I've been in plenty
of refugee and IDP (internally displaced person) camps, where children
thrill, become downright giddy, at the presence of a camera crew. They
laugh, they chatter, they run around you, they jump and wave and goof
off in front of the camera. In this dusty camp at the edge of Abu
Ghraib, a Baghdad suburb, many of the older children seemed lethargic,
almost indifferent to our presence.
They
are children from the approximately 350 families staying in the Ahal
Camp, housed in rows of cement-block single-room dwellings or in plastic
tents with metal frames.
The wind
is hot, it's dusty, there's little in the way of basic amenities beyond
toilets, electricity and water drawn from tanks. Some have been here
for months, others recently arrived from the towns and villages around
Falluja.
Tricking ISIS
Thamir
Ali, a shepherd, and his brother came here with their families, 23
people in all, last Thursday from the town of Karma, northeast of
Falluja.
"We
left our livestock, our cars, our houses, everything," he says. When
the offensive began on 22 May, he recalls a frantic, fruitless search
for cover where little was to be had. Describing the Iraqi forces air
and artillery bombardment as "random," he said townspeople fled smaller
homes to hide in multistory buildings for protection. In the lulls, ISIS
militants went from house to house looking to round up civilians to act
as human shields in the center of Falluja.
Thamir and his family stayed in their home, but intentionally left the door wide open.
"When Da'ish came," he said, using the Arabic acronym for ISIS, they thought the house was empty. Other families didn't do that. ISIS took them away or killed them in their homes.
When
the militants fled and Iraqi forces took over Karma, Thamir ventured
out into the street waving a white bed sheet. Government troops bundled
him and his family onto a truck and brought them here.
As
the battle approached his village, Talib Farhan recalls ISIS going from
door to door announcing that civilians should walk to Falluja's city
center, where, he said, they were to serve as human shields.
"It was an order," he said. "If you refused, they'd shoot you on the spot."
Following
that order, he said, was certain death. He gathered his family and two
neighboring families as if they were going to comply, but when the
militants moved on to the next street, Talib led them in the other
direction, more than 30 people in all, toward the thick marshes on the
edge of town.
The fight for Falluja
"We stayed there for three days, drinking dirty water, eating old dates. God watched over us. He hid us from Da'ish."
Fear for her family
Um
Khalid (she didn't want to give her name for fear of repercussions from
Iraqi security forces) is relieved to be out of the line of fire, but
relief is mixed with worry for her husband and two teenage sons. They
were detained by Iraqi forces outside their town of Saqlawiya, held for
questioning in the Mazra'a Camp, east of Falluja. "They said they would
be freed tomorrow, or after tomorrow, or after after tomorrow. But I
haven't heard anything," she said.
Falluja
has long been a bastion of Iraq's Sunni Arabs. It was the first city
taken over by ISIS in January 2014, the extremists capitalizing on deep
grievances against the Shia dominated government in Baghdad. While Iraqi
officials insist the offensive to drive ISIS out of Falluja is not
against the local population, the Sunnis of this area are at best
distrustful.
The government and
security forces, and many in Iraq's Shia majority, suspect them of
harboring sympathies for ISIS, or worse. Already reports are emerging of
abuse and torture of residents of the Falluja area detained by Shia-led
paramilitary forces.
When
I finished speaking with Um Khalid, a man beckoned me. He said he
wanted to show me a boy with burns. I went with him to one of the
tents, where I saw a boy, lying in front of a fan, a yellow sheet
covering his lower body. His chest and abdomen were covered by an
expanse of brown and red burn tissue, blood leaking down his sides.

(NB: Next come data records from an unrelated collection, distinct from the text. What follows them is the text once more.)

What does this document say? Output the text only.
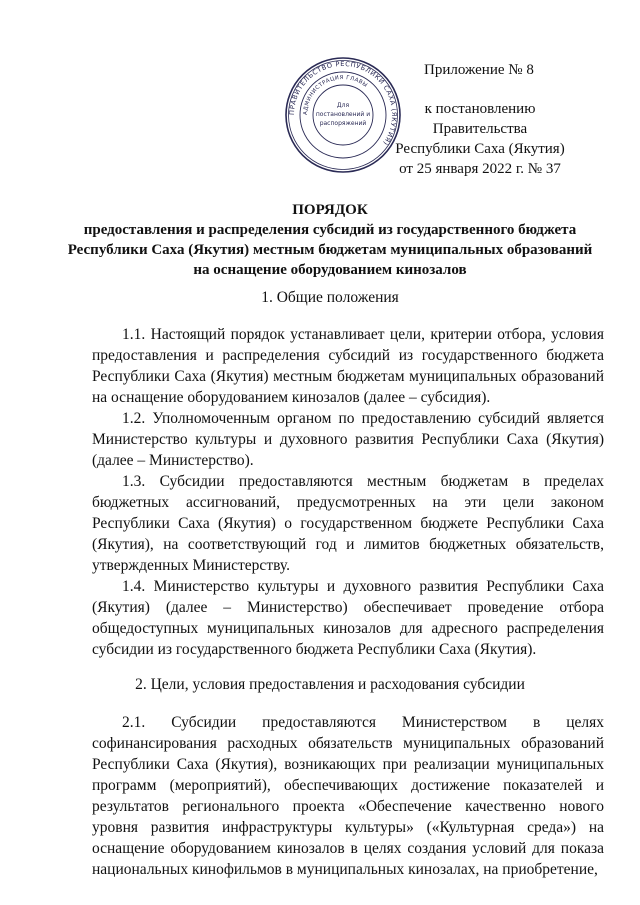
ПРАВИТЕЛЬСТВО РЕСПУБЛИКИ САХА (ЯКУТИЯ)
АДМИНИСТРАЦИЯ ГЛАВЫ
Для
постановлений и
распоряжений
Приложение № 8
к постановлению Правительства
Республики Саха (Якутия)
от 25 января 2022 г. № 37
ПОРЯДОК
предоставления и распределения субсидий из государственного бюджета Республики Саха (Якутия) местным бюджетам муниципальных образований на оснащение оборудованием кинозалов
1. Общие положения

1.1. Настоящий порядок устанавливает цели, критерии отбора, условия предоставления и распределения субсидий из государственного бюджета Республики Саха (Якутия) местным бюджетам муниципальных образований на оснащение оборудованием кинозалов (далее – субсидия).

1.2. Уполномоченным органом по предоставлению субсидий является Министерство культуры и духовного развития Республики Саха (Якутия) (далее – Министерство).

1.3. Субсидии предоставляются местным бюджетам в пределах бюджетных ассигнований, предусмотренных на эти цели законом Республики Саха (Якутия) о государственном бюджете Республики Саха (Якутия), на соответствующий год и лимитов бюджетных обязательств, утвержденных Министерству.

1.4. Министерство культуры и духовного развития Республики Саха (Якутия) (далее – Министерство) обеспечивает проведение отбора общедоступных муниципальных кинозалов для адресного распределения субсидии из государственного бюджета Республики Саха (Якутия).

2. Цели, условия предоставления и расходования субсидии

2.1. Субсидии предоставляются Министерством в целях софинансирования расходных обязательств муниципальных образований Республики Саха (Якутия), возникающих при реализации муниципальных программ (мероприятий), обеспечивающих достижение показателей и результатов регионального проекта «Обеспечение качественно нового уровня развития инфраструктуры культуры» («Культурная среда») на оснащение оборудованием кинозалов в целях создания условий для показа национальных кинофильмов в муниципальных кинозалах, на приобретение,
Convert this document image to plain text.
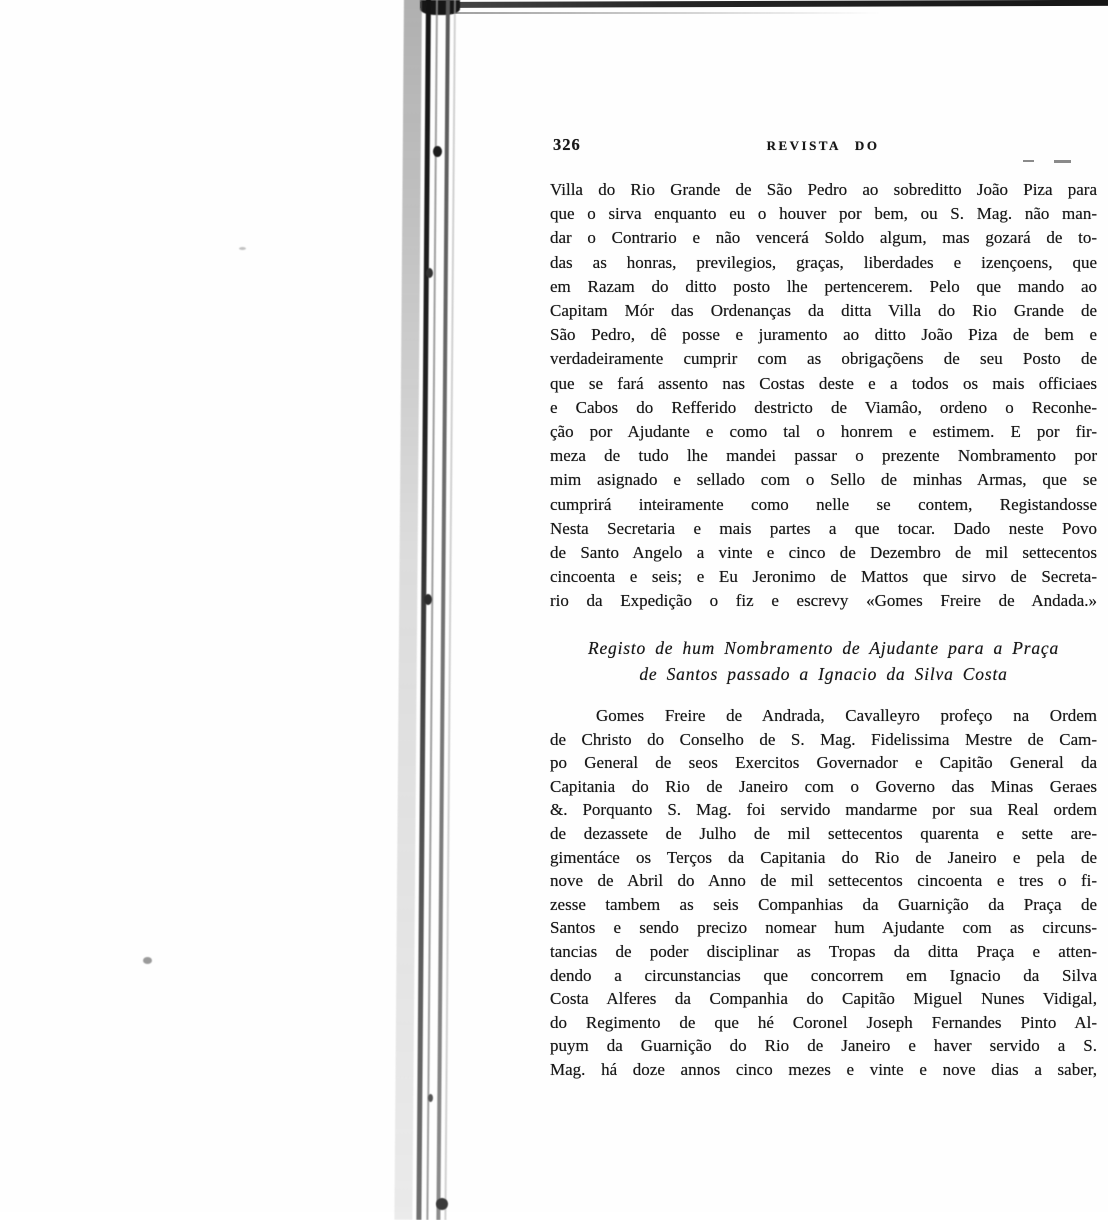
326	REVISTA DO
Villa do Rio Grande de São Pedro ao sobreditto João Piza para
que o sirva enquanto eu o houver por bem, ou S. Mag. não man-
dar o Contrario e não vencerá Soldo algum, mas gozará de to-
das as honras, previlegios, graças, liberdades e izençoens, que
em Razam do ditto posto lhe pertencerem. Pelo que mando ao
Capitam Mór das Ordenanças da ditta Villa do Rio Grande de
São Pedro, dê posse e juramento ao ditto João Piza de bem e
verdadeiramente cumprir com as obrigaçõens de seu Posto de
que se fará assento nas Costas deste e a todos os mais officiaes
e Cabos do Refferido destricto de Viamâo, ordeno o Reconhe-
ção por Ajudante e como tal o honrem e estimem. E por fir-
meza de tudo lhe mandei passar o prezente Nombramento por
mim asignado e sellado com o Sello de minhas Armas, que se
cumprirá inteiramente como nelle se contem, Registandosse
Nesta Secretaria e mais partes a que tocar. Dado neste Povo
de Santo Angelo a vinte e cinco de Dezembro de mil settecentos
cincoenta e seis; e Eu Jeronimo de Mattos que sirvo de Secreta-
rio da Expedição o fiz e escrevy «Gomes Freire de Andada.»
Registo de hum Nombramento de Ajudante para a Praça
de Santos passado a Ignacio da Silva Costa
Gomes Freire de Andrada, Cavalleyro profeço na Ordem
de Christo do Conselho de S. Mag. Fidelissima Mestre de Cam-
po General de seos Exercitos Governador e Capitão General da
Capitania do Rio de Janeiro com o Governo das Minas Geraes
&. Porquanto S. Mag. foi servido mandarme por sua Real ordem
de dezassete de Julho de mil settecentos quarenta e sette are-
gimentáce os Terços da Capitania do Rio de Janeiro e pela de
nove de Abril do Anno de mil settecentos cincoenta e tres o fi-
zesse tambem as seis Companhias da Guarnição da Praça de
Santos e sendo precizo nomear hum Ajudante com as circuns-
tancias de poder disciplinar as Tropas da ditta Praça e atten-
dendo a circunstancias que concorrem em Ignacio da Silva
Costa Alferes da Companhia do Capitão Miguel Nunes Vidigal,
do Regimento de que hé Coronel Joseph Fernandes Pinto Al-
puym da Guarnição do Rio de Janeiro e haver servido a S.
Mag. há doze annos cinco mezes e vinte e nove dias a saber,
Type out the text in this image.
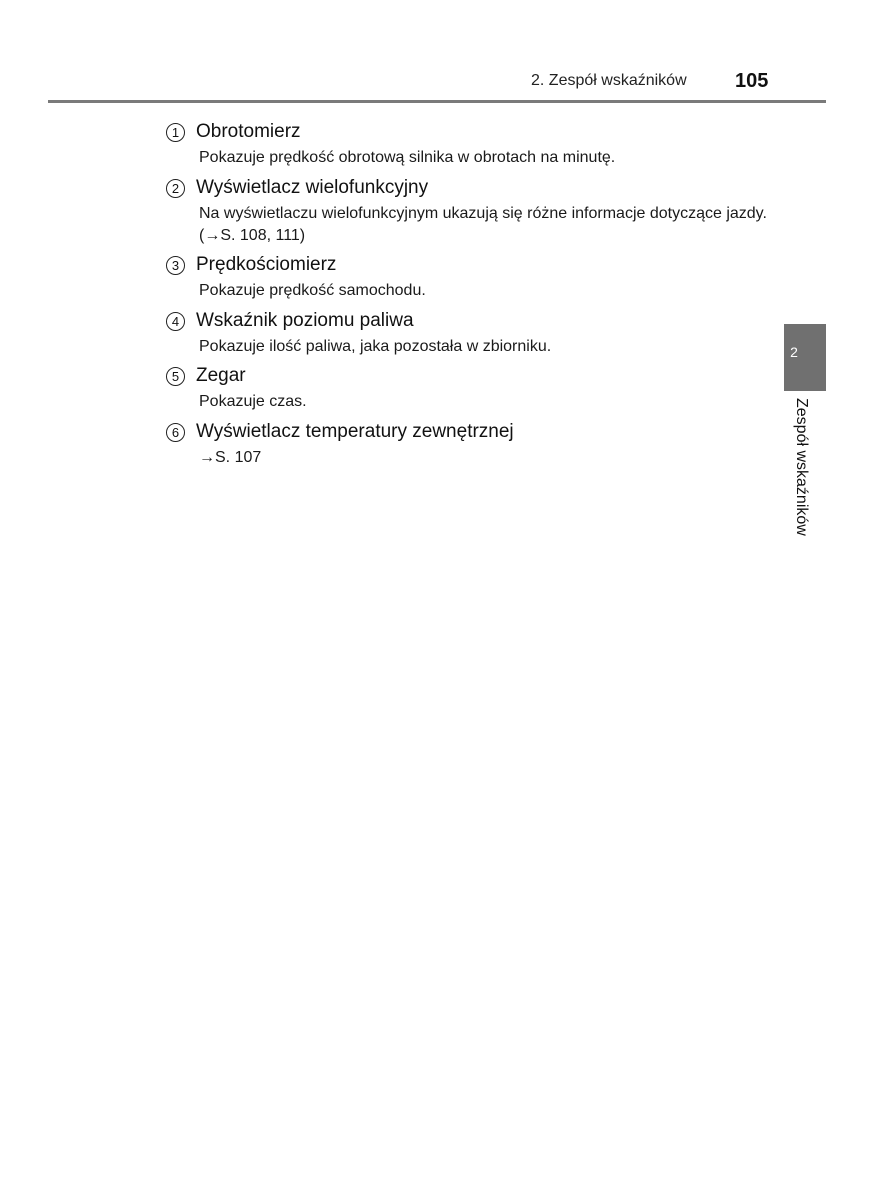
2. Zespół wskaźników 105
1 Obrotomierz
Pokazuje prędkość obrotową silnika w obrotach na minutę.
2 Wyświetlacz wielofunkcyjny
Na wyświetlaczu wielofunkcyjnym ukazują się różne informacje dotyczące jazdy. (→S. 108, 111)
3 Prędkościomierz
Pokazuje prędkość samochodu.
4 Wskaźnik poziomu paliwa
Pokazuje ilość paliwa, jaka pozostała w zbiorniku.
5 Zegar
Pokazuje czas.
6 Wyświetlacz temperatury zewnętrznej
→S. 107
2
Zespół wskaźników
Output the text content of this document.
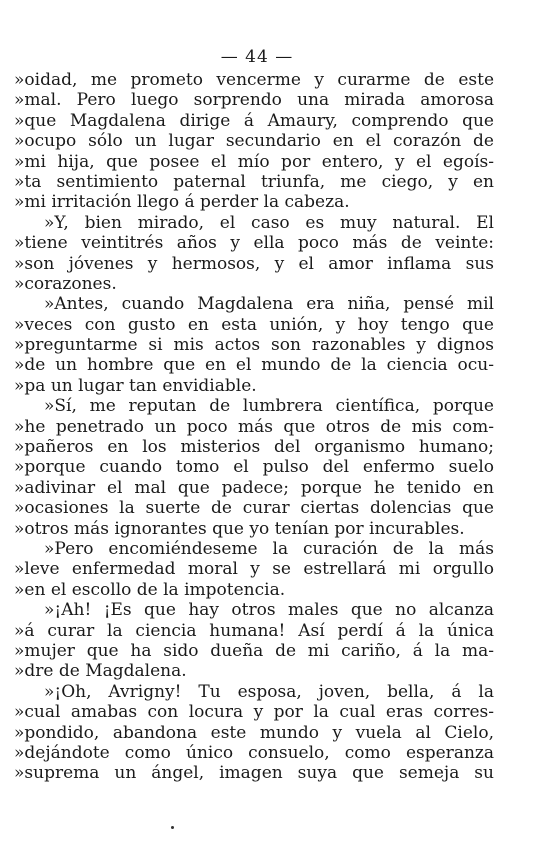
— 44 —
»oidad, me prometo vencerme y curarme de este
»mal. Pero luego sorprendo una mirada amorosa
»que Magdalena dirige á Amaury, comprendo que
»ocupo sólo un lugar secundario en el corazón de
»mi hija, que posee el mío por entero, y el egoís-
»ta sentimiento paternal triunfa, me ciego, y en
»mi irritación llego á perder la cabeza.
»Y, bien mirado, el caso es muy natural. El
»tiene veintitrés años y ella poco más de veinte:
»son jóvenes y hermosos, y el amor inflama sus
»corazones.
»Antes, cuando Magdalena era niña, pensé mil
»veces con gusto en esta unión, y hoy tengo que
»preguntarme si mis actos son razonables y dignos
»de un hombre que en el mundo de la ciencia ocu-
»pa un lugar tan envidiable.
»Sí, me reputan de lumbrera científica, porque
»he penetrado un poco más que otros de mis com-
»pañeros en los misterios del organismo humano;
»porque cuando tomo el pulso del enfermo suelo
»adivinar el mal que padece; porque he tenido en
»ocasiones la suerte de curar ciertas dolencias que
»otros más ignorantes que yo tenían por incurables.
»Pero encomiéndeseme la curación de la más
»leve enfermedad moral y se estrellará mi orgullo
»en el escollo de la impotencia.
»¡Ah! ¡Es que hay otros males que no alcanza
»á curar la ciencia humana! Así perdí á la única
»mujer que ha sido dueña de mi cariño, á la ma-
»dre de Magdalena.
»¡Oh, Avrigny! Tu esposa, joven, bella, á la
»cual amabas con locura y por la cual eras corres-
»pondido, abandona este mundo y vuela al Cielo,
»dejándote como único consuelo, como esperanza
»suprema un ángel, imagen suya que semeja su
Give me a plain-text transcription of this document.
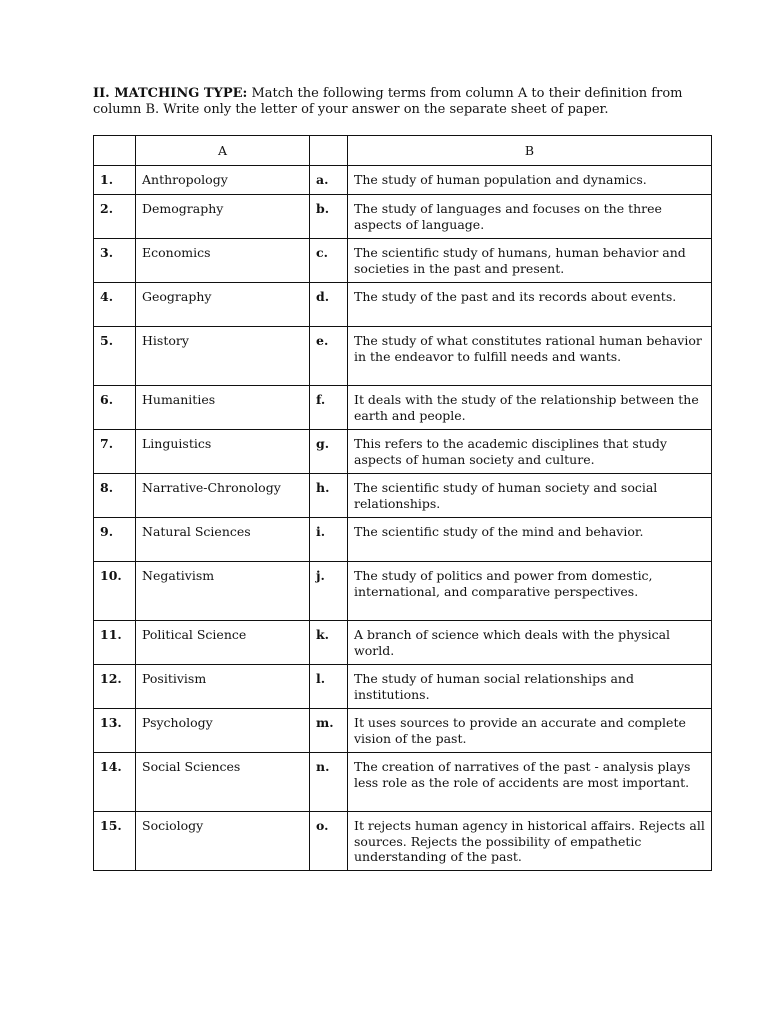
II. MATCHING TYPE: Match the following terms from column A to their definition from column B. Write only the letter of your answer on the separate sheet of paper.
	A		B
1.	Anthropology	a.	The study of human population and dynamics.
2.	Demography	b.	The study of languages and focuses on the three aspects of language.
3.	Economics	c.	The scientific study of humans, human behavior and societies in the past and present.
4.	Geography	d.	The study of the past and its records about events.
5.	History	e.	The study of what constitutes rational human behavior in the endeavor to fulfill needs and wants.
6.	Humanities	f.	It deals with the study of the relationship between the earth and people.
7.	Linguistics	g.	This refers to the academic disciplines that study aspects of human society and culture.
8.	Narrative-Chronology	h.	The scientific study of human society and social relationships.
9.	Natural Sciences	i.	The scientific study of the mind and behavior.
10.	Negativism	j.	The study of politics and power from domestic, international, and comparative perspectives.
11.	Political Science	k.	A branch of science which deals with the physical world.
12.	Positivism	l.	The study of human social relationships and institutions.
13.	Psychology	m.	It uses sources to provide an accurate and complete vision of the past.
14.	Social Sciences	n.	The creation of narratives of the past - analysis plays less role as the role of accidents are most important.
15.	Sociology	o.	It rejects human agency in historical affairs. Rejects all sources. Rejects the possibility of empathetic understanding of the past.
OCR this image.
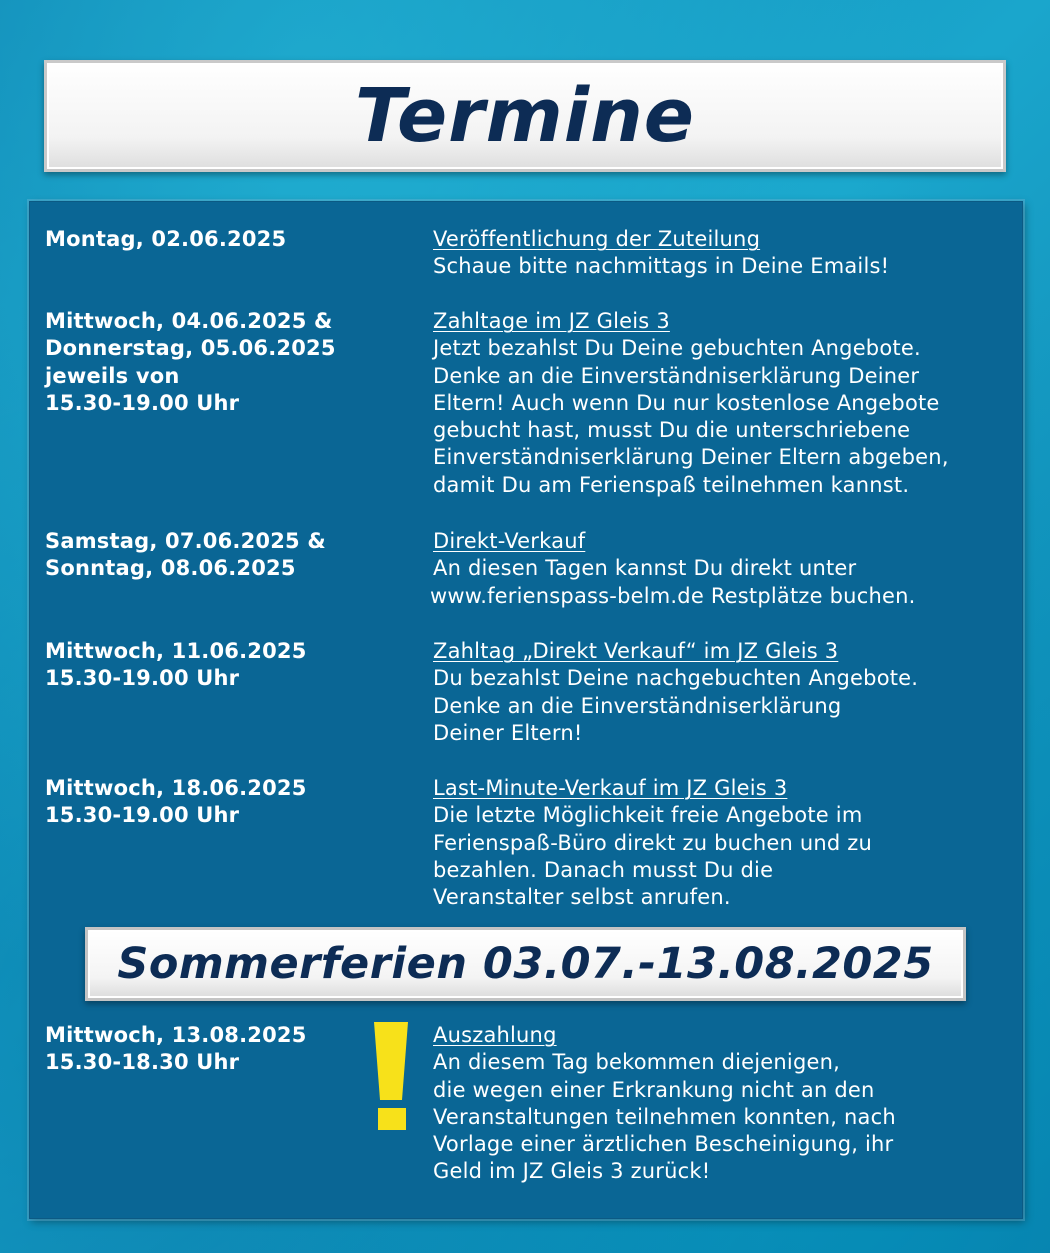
Termine
Montag, 02.06.2025	Veröffentlichung der Zuteilung
Schaue bitte nachmittags in Deine Emails!
Mittwoch, 04.06.2025 &
Donnerstag, 05.06.2025
jeweils von
15.30-19.00 Uhr
Zahltage im JZ Gleis 3
Jetzt bezahlst Du Deine gebuchten Angebote.
Denke an die Einverständniserklärung Deiner
Eltern! Auch wenn Du nur kostenlose Angebote
gebucht hast, musst Du die unterschriebene
Einverständniserklärung Deiner Eltern abgeben,
damit Du am Ferienspaß teilnehmen kannst.
Samstag, 07.06.2025 &
Sonntag, 08.06.2025
Direkt-Verkauf
An diesen Tagen kannst Du direkt unter
www.ferienspass-belm.de Restplätze buchen.
Mittwoch, 11.06.2025
15.30-19.00 Uhr
Zahltag „Direkt Verkauf“ im JZ Gleis 3
Du bezahlst Deine nachgebuchten Angebote.
Denke an die Einverständniserklärung
Deiner Eltern!
Mittwoch, 18.06.2025
15.30-19.00 Uhr
Last-Minute-Verkauf im JZ Gleis 3
Die letzte Möglichkeit freie Angebote im
Ferienspaß-Büro direkt zu buchen und zu
bezahlen. Danach musst Du die
Veranstalter selbst anrufen.
Sommerferien 03.07.-13.08.2025
Mittwoch, 13.08.2025
15.30-18.30 Uhr
Auszahlung
An diesem Tag bekommen diejenigen,
die wegen einer Erkrankung nicht an den
Veranstaltungen teilnehmen konnten, nach
Vorlage einer ärztlichen Bescheinigung, ihr
Geld im JZ Gleis 3 zurück!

Falluja: The American and Iraqi 'graveyard'
Ten-year-old
Muhammad Annad, from Saqlawiya, was burned by kerosene from the cooker
in his family's kitchen. It happened, his father, Najim, told me, just
before the offensive began. Reaching a hospital was impossible. They
eventually fled Saqlawiya at night, Najim carrying his moaning son in
his arms for hours through date palm groves.
Najim
showed me a bag of medicine for Muhammad, including antibiotics, but
clearly he should have been in a proper burn ward, not on a bloodstained
blanket separated from the dirt floor by a thin plastic sheet. His
father said he can't afford the trips back and forth to a hospital in
Baghdad, or the medicine his son desperately needs.
All
the while, Mohammed lay still, his eyes focused on Najim and me as we
spoke. He held his left hand aloft, waving it slightly. He didn't
whimper; he uttered not a word.
Outside, the smaller children were becoming more animated, laughing and joking with the crew, posing for still photos.
But
the older boys continued to mill about, eying us with indifference.
Time, I suppose, could heal their wounds. But this is Iraq: Before the
old wounds heal, I fear, new ones will be inflicted.